As everyone has seen over the past several months, the stock market simply goes up. Sometimes it seems borderline comical. No matter what the news, no matter how sluggish the economy, no matter what the start of the day looks like nor what the technicals look like, up we go.
So, weeks ago I began telling the students that I coach that I had given up on the idea that a resistance for the market exists since the market never seems to resistance anything. As the saying goes, “Resistance is futile”. Instead, let’s just let the market play out and eventually it will tell us when it’s going lower. After all, let’s not loose sight of that fact: The market will pullback, it will correct, and it will eventually enter a bear market again. These are the facts of the stock market. What isn’t a fact is when any or all of these things will happen?
Last week, I noticed a trend line moving into range that I had not looked at for years. I don’t look back more than a year or so very often, but with the market going up, up, up, an important potential resistance came into play. So, please take a look at the long-term, quarterly chart of the Dow I have shown below:
This channel has been forming for decades, so it’s importance is paramount. As I tell my students, any (2) points can start a trend line, but a 3rd or more confirms it. If you notice my notations, you will see how often the channel resistance (red) and support (green) have been tested. Remember, after the 2nd test of these levels, the market decided they were important levels, not me. You will also notice how often the 50% mark (blue) between these levels has acted as either support or resistance, such as with the 2009 low.
As the market has rallied over the last 6 months, you can now see why the upper trend line resistance came into my view. However, here’s the problem: It is very difficult to pin an exact number on where that resistance lies. I’d look at it as more of a range, somewhere in the general 12,500 area. Again, depending on how/where the individual draws this channel, that target price can have a several 100-point variance above or below.

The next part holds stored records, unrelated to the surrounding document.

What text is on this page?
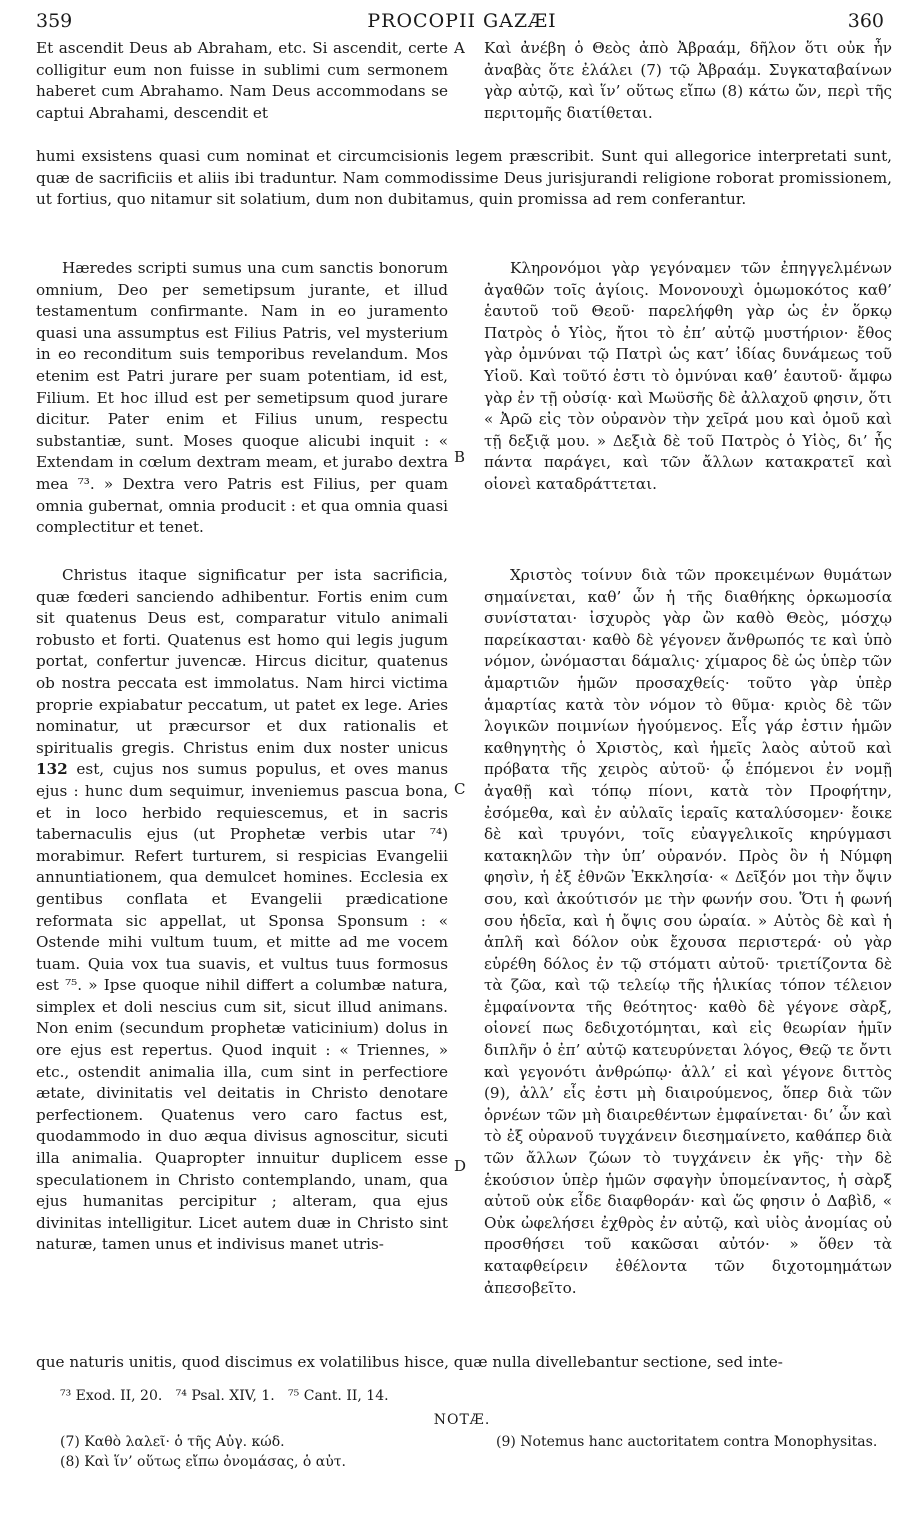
359	PROCOPII GAZÆI	360

Et ascendit Deus ab Abraham, etc. Si ascendit, certe colligitur eum non fuisse in sublimi cum sermonem haberet cum Abrahamo. Nam Deus accommodans se captui Abrahami, descendit et

A Καὶ ἀνέβη ὁ Θεὸς ἀπὸ Ἀβραάμ, δῆλον ὅτι οὐκ ἦν ἀναβὰς ὅτε ἐλάλει (7) τῷ Ἀβραάμ. Συγκαταβαίνων γὰρ αὐτῷ, καὶ ἵν’ οὕτως εἴπω (8) κάτω ὤν, περὶ τῆς περιτομῆς διατίθεται.

humi exsistens quasi cum nominat et circumcisionis legem præscribit. Sunt qui allegorice interpretati sunt, quæ de sacrificiis et aliis ibi traduntur. Nam commodissime Deus jurisjurandi religione roborat promissionem, ut fortius, quo nitamur sit solatium, dum non dubitamus, quin promissa ad rem conferantur.

Hæredes scripti sumus una cum sanctis bonorum omnium, Deo per semetipsum jurante, et illud testamentum confirmante. Nam in eo juramento quasi una assumptus est Filius Patris, vel mysterium in eo reconditum suis temporibus revelandum. Mos etenim est Patri jurare per suam potentiam, id est, Filium. Et hoc illud est per semetipsum quod jurare dicitur. Pater enim et Filius unum, respectu substantiæ, sunt. Moses quoque alicubi inquit : « Extendam in cœlum dextram meam, et jurabo dextra mea ⁷³. » Dextra vero Patris est Filius, per quam omnia gubernat, omnia producit : et qua omnia quasi complectitur et tenet.

B

Κληρονόμοι γὰρ γεγόναμεν τῶν ἐπηγγελμένων ἀγαθῶν τοῖς ἁγίοις. Μονονουχὶ ὁμωμοκότος καθ’ ἑαυτοῦ τοῦ Θεοῦ· παρελήφθη γὰρ ὡς ἐν ὅρκῳ Πατρὸς ὁ Υἱὸς, ἤτοι τὸ ἐπ’ αὐτῷ μυστήριον· ἔθος γὰρ ὀμνύναι τῷ Πατρὶ ὡς κατ’ ἰδίας δυνάμεως τοῦ Υἱοῦ. Καὶ τοῦτό ἐστι τὸ ὀμνύναι καθ’ ἑαυτοῦ· ἄμφω γὰρ ἐν τῇ οὐσίᾳ· καὶ Μωϋσῆς δὲ ἀλλαχοῦ φησιν, ὅτι « Ἀρῶ εἰς τὸν οὐρανὸν τὴν χεῖρά μου καὶ ὀμοῦ καὶ τῇ δεξιᾷ μου. » Δεξιὰ δὲ τοῦ Πατρὸς ὁ Υἱὸς, δι’ ἧς πάντα παράγει, καὶ τῶν ἄλλων κατακρατεῖ καὶ οἱονεὶ καταδράττεται.

Christus itaque significatur per ista sacrificia, quæ fœderi sanciendo adhibentur. Fortis enim cum sit quatenus Deus est, comparatur vitulo animali robusto et forti. Quatenus est homo qui legis jugum portat, confertur juvencæ. Hircus dicitur, quatenus ob nostra peccata est immolatus. Nam hirci victima proprie expiabatur peccatum, ut patet ex lege. Aries nominatur, ut præcursor et dux rationalis et spiritualis gregis. Christus enim dux noster unicus 132 est, cujus nos sumus populus, et oves manus ejus : hunc dum sequimur, inveniemus pascua bona, et in loco herbido requiescemus, et in sacris tabernaculis ejus (ut Prophetæ verbis utar ⁷⁴) morabimur. Refert turturem, si respicias Evangelii annuntiationem, qua demulcet homines. Ecclesia ex gentibus conflata et Evangelii prædicatione reformata sic appellat, ut Sponsa Sponsum : « Ostende mihi vultum tuum, et mitte ad me vocem tuam. Quia vox tua suavis, et vultus tuus formosus est ⁷⁵. » Ipse quoque nihil differt a columbæ natura, simplex et doli nescius cum sit, sicut illud animans. Non enim (secundum prophetæ vaticinium) dolus in ore ejus est repertus. Quod inquit : « Triennes, » etc., ostendit animalia illa, cum sint in perfectiore ætate, divinitatis vel deitatis in Christo denotare perfectionem. Quatenus vero caro factus est, quodammodo in duo æqua divisus agnoscitur, sicuti illa animalia. Quapropter innuitur duplicem esse speculationem in Christo contemplando, unam, qua ejus humanitas percipitur ; alteram, qua ejus divinitas intelligitur. Licet autem duæ in Christo sint naturæ, tamen unus et indivisus manet utris-

C
D

Χριστὸς τοίνυν διὰ τῶν προκειμένων θυμάτων σημαίνεται, καθ’ ὧν ἡ τῆς διαθήκης ὁρκωμοσία συνίσταται· ἰσχυρὸς γὰρ ὢν καθὸ Θεὸς, μόσχῳ παρείκασται· καθὸ δὲ γέγονεν ἄνθρωπός τε καὶ ὑπὸ νόμον, ὠνόμασται δάμαλις· χίμαρος δὲ ὡς ὑπὲρ τῶν ἁμαρτιῶν ἡμῶν προσαχθείς· τοῦτο γὰρ ὑπὲρ ἁμαρτίας κατὰ τὸν νόμον τὸ θῦμα· κριὸς δὲ τῶν λογικῶν ποιμνίων ἡγούμενος. Εἷς γάρ ἐστιν ἡμῶν καθηγητὴς ὁ Χριστὸς, καὶ ἡμεῖς λαὸς αὐτοῦ καὶ πρόβατα τῆς χειρὸς αὐτοῦ· ᾧ ἑπόμενοι ἐν νομῇ ἀγαθῇ καὶ τόπῳ πίονι, κατὰ τὸν Προφήτην, ἐσόμεθα, καὶ ἐν αὐλαῖς ἱεραῖς καταλύσομεν· ἔοικε δὲ καὶ τρυγόνι, τοῖς εὐαγγελικοῖς κηρύγμασι κατακηλῶν τὴν ὑπ’ οὐρανόν. Πρὸς ὃν ἡ Νύμφη φησὶν, ἡ ἐξ ἐθνῶν Ἐκκλησία· « Δεῖξόν μοι τὴν ὄψιν σου, καὶ ἀκούτισόν με τὴν φωνήν σου. Ὅτι ἡ φωνή σου ἡδεῖα, καὶ ἡ ὄψις σου ὡραία. » Αὐτὸς δὲ καὶ ἡ ἁπλῆ καὶ δόλον οὐκ ἔχουσα περιστερά· οὐ γὰρ εὑρέθη δόλος ἐν τῷ στόματι αὐτοῦ· τριετίζοντα δὲ τὰ ζῶα, καὶ τῷ τελείῳ τῆς ἡλικίας τόπον τέλειον ἐμφαίνοντα τῆς θεότητος· καθὸ δὲ γέγονε σὰρξ, οἱονεί πως δεδιχοτόμηται, καὶ εἰς θεωρίαν ἡμῖν διπλῆν ὁ ἐπ’ αὐτῷ κατευρύνεται λόγος, Θεῷ τε ὄντι καὶ γεγονότι ἀνθρώπῳ· ἀλλ’ εἰ καὶ γέγονε διττὸς (9), ἀλλ’ εἷς ἐστι μὴ διαιρούμενος, ὅπερ διὰ τῶν ὀρνέων τῶν μὴ διαιρεθέντων ἐμφαίνεται· δι’ ὧν καὶ τὸ ἐξ οὐρανοῦ τυγχάνειν διεσημαίνετο, καθάπερ διὰ τῶν ἄλλων ζώων τὸ τυγχάνειν ἐκ γῆς· τὴν δὲ ἑκούσιον ὑπὲρ ἡμῶν σφαγὴν ὑπομείναντος, ἡ σὰρξ αὐτοῦ οὐκ εἶδε διαφθοράν· καὶ ὥς φησιν ὁ Δαβὶδ, « Οὐκ ὠφελήσει ἐχθρὸς ἐν αὐτῷ, καὶ υἱὸς ἀνομίας οὐ προσθήσει τοῦ κακῶσαι αὐτόν· » ὅθεν τὰ καταφθείρειν ἐθέλοντα τῶν διχοτομημάτων ἀπεσοβεῖτο.

que naturis unitis, quod discimus ex volatilibus hisce, quæ nulla divellebantur sectione, sed inte-

⁷³ Exod. II, 20.   ⁷⁴ Psal. XIV, 1.   ⁷⁵ Cant. II, 14.
NOTÆ.
(7) Καθὸ λαλεῖ· ὁ τῆς Αὐγ. κώδ.
(8) Καὶ ἵν’ οὕτως εἴπω ὀνομάσας, ὁ αὐτ.
(9) Notemus hanc auctoritatem contra Monophysitas.
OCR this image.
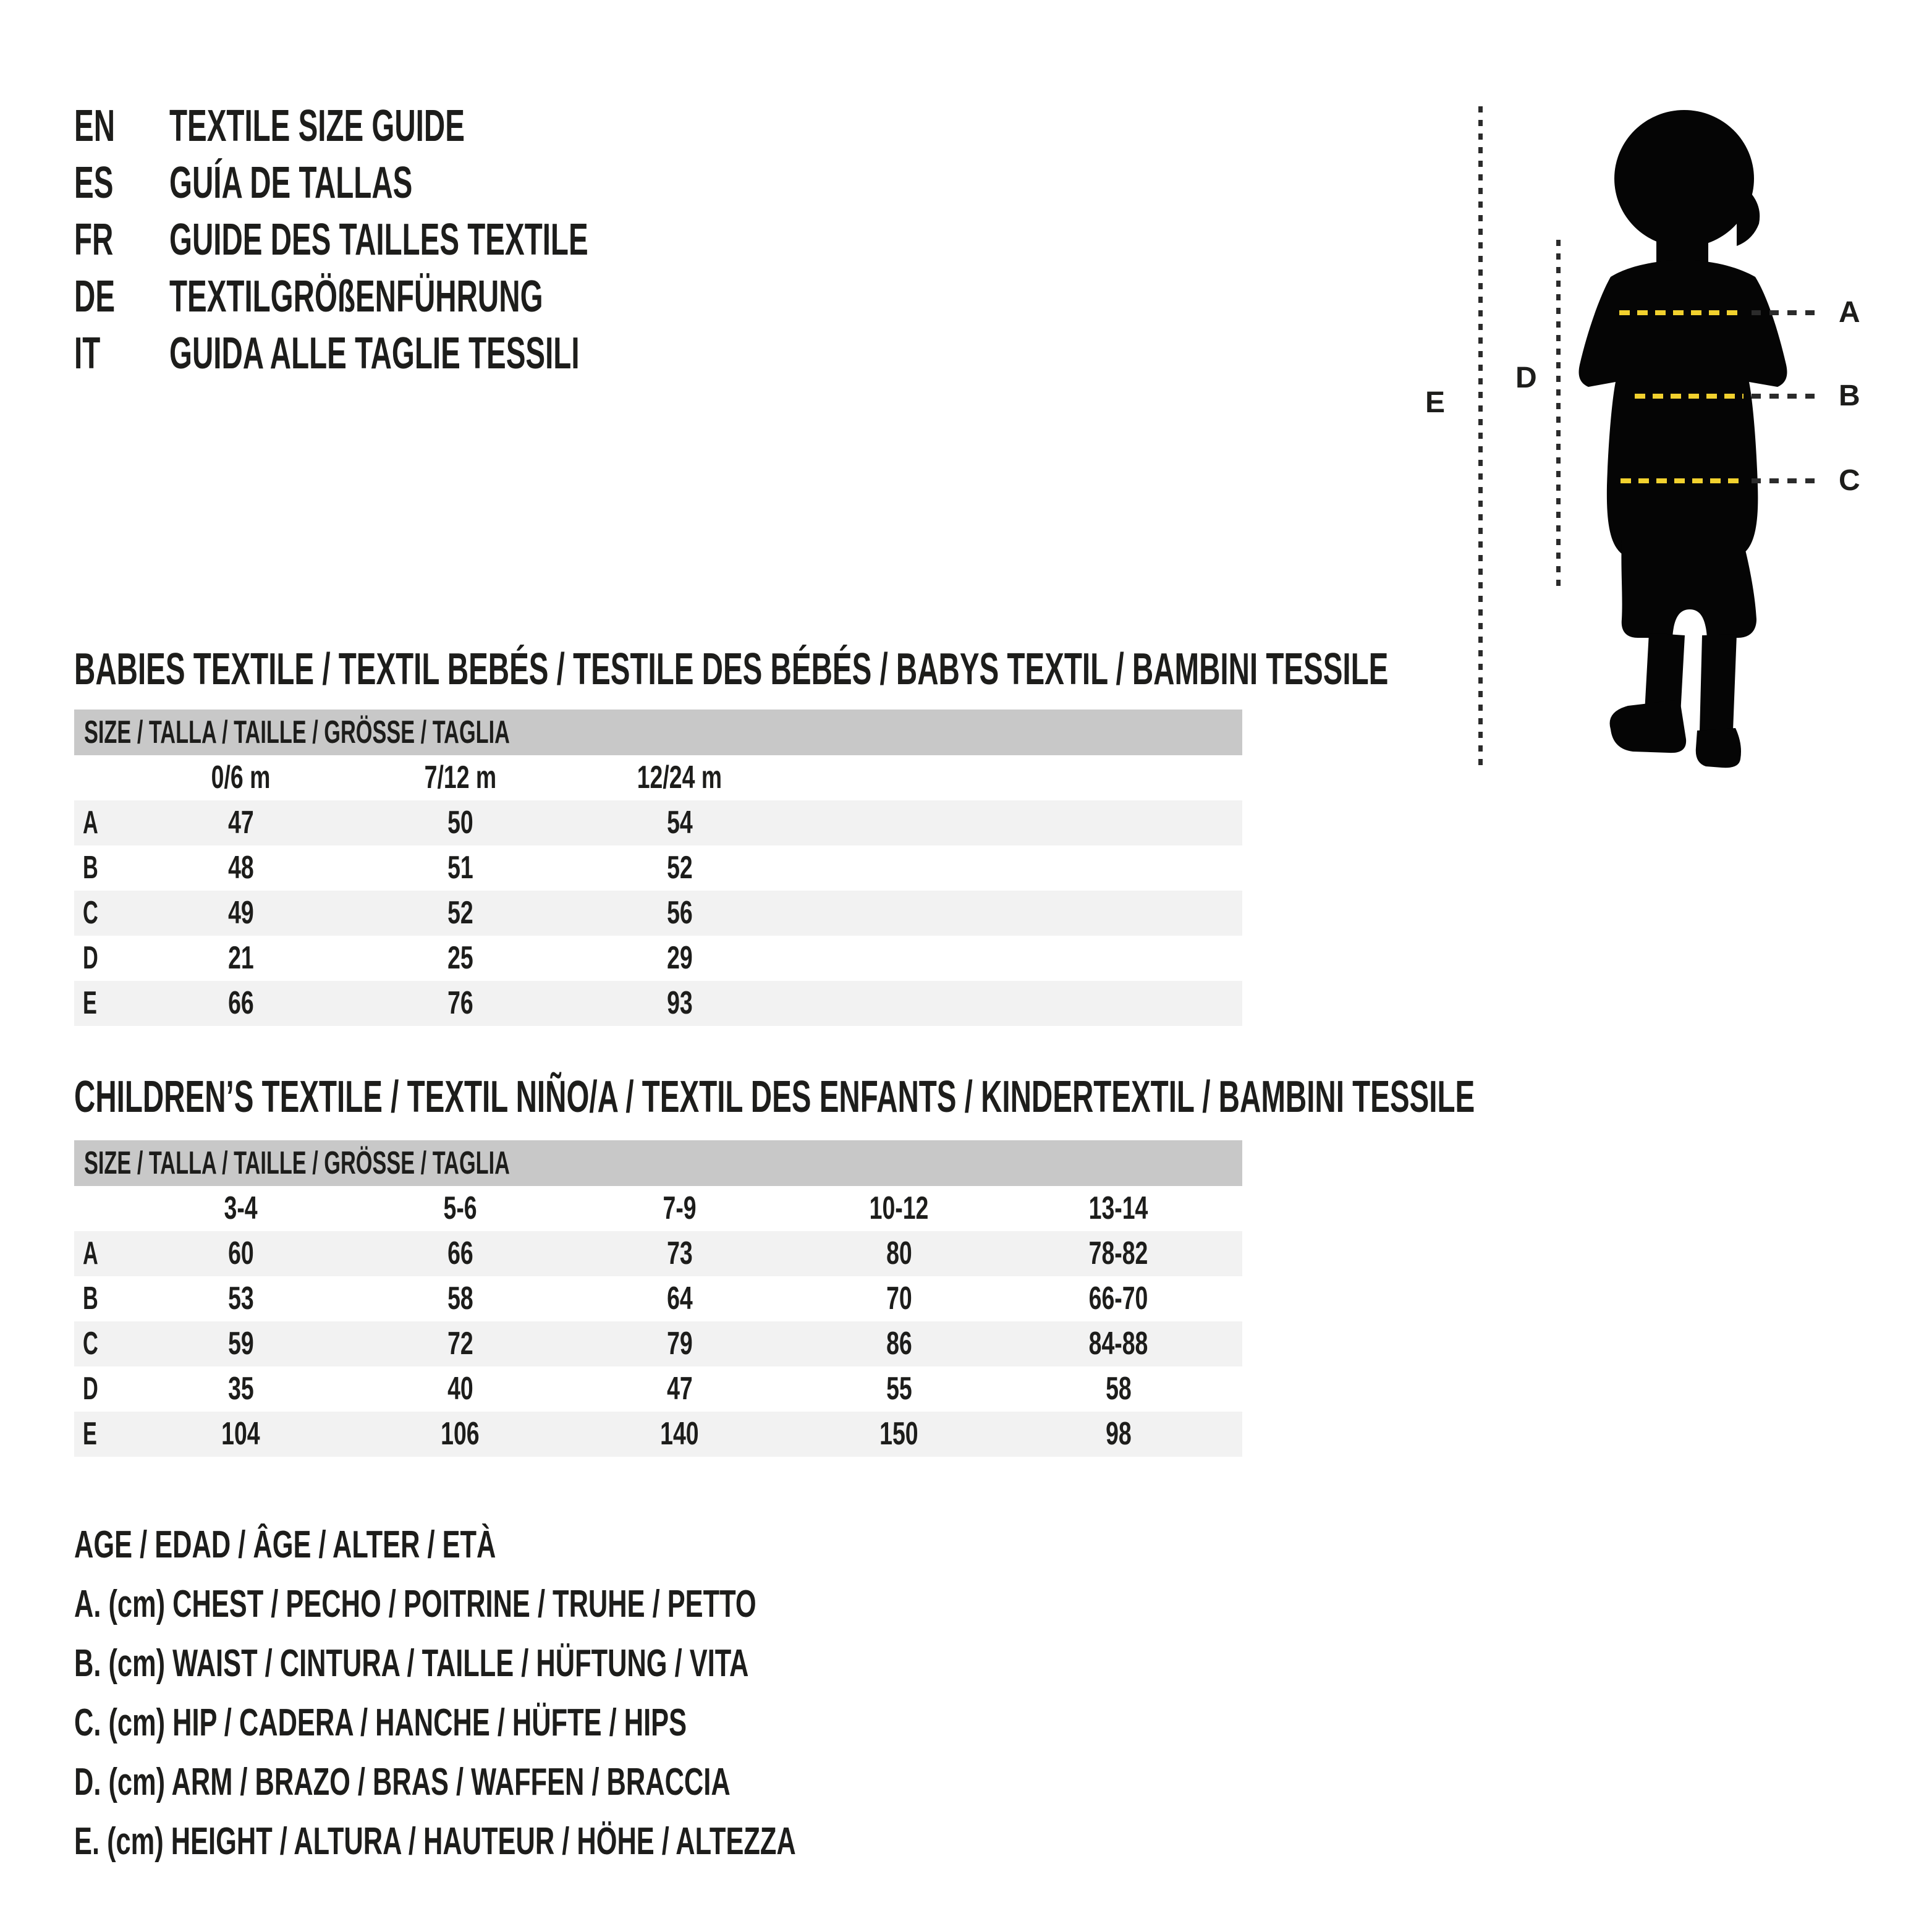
EN	TEXTILE SIZE GUIDE
ES	GUÍA DE TALLAS
FR	GUIDE DES TAILLES TEXTILE
DE	TEXTILGRÖßENFÜHRUNG
IT	GUIDA ALLE TAGLIE TESSILI
A
B
C
D
E
BABIES TEXTILE / TEXTIL BEBÉS / TESTILE DES BÉBÉS / BABYS TEXTIL / BAMBINI TESSILE
SIZE / TALLA / TAILLE / GRÖSSE / TAGLIA
0/6 m	7/12 m	12/24 m
A	47	50	54
B	48	51	52
C	49	52	56
D	21	25	29
E	66	76	93
CHILDREN’S TEXTILE / TEXTIL NIÑO/A / TEXTIL DES ENFANTS / KINDERTEXTIL / BAMBINI TESSILE
SIZE / TALLA / TAILLE / GRÖSSE / TAGLIA
3-4	5-6	7-9	10-12	13-14
A	60	66	73	80	78-82
B	53	58	64	70	66-70
C	59	72	79	86	84-88
D	35	40	47	55	58
E	104	106	140	150	98
AGE / EDAD / ÂGE / ALTER / ETÀ
A. (cm) CHEST / PECHO / POITRINE / TRUHE / PETTO
B. (cm) WAIST / CINTURA / TAILLE / HÜFTUNG / VITA
C. (cm) HIP / CADERA / HANCHE / HÜFTE / HIPS
D. (cm) ARM / BRAZO / BRAS / WAFFEN / BRACCIA
E. (cm) HEIGHT / ALTURA / HAUTEUR / HÖHE / ALTEZZA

The Tale of the Tape: A very important channel resistance has come into range on the Dow. In the long run, if you believe the market is still in a secular bear market that will return, this range around 12,500 could be a potential turn around point. This level is of more importance to you if you are the long-term trader or investor. For you, make sure protective stops are in place, or feel free to lock in some great gains at your discretion. For short-term traders, the trend is still up, but be on the look at for a reversal. If the trend were to change from up to down, you would obviously want to adjust your trading strategy.
No matter what your strategy or when you decide to enter, always remember to use protective stops and you’ll be around for the next trade. Capital preservation is always key!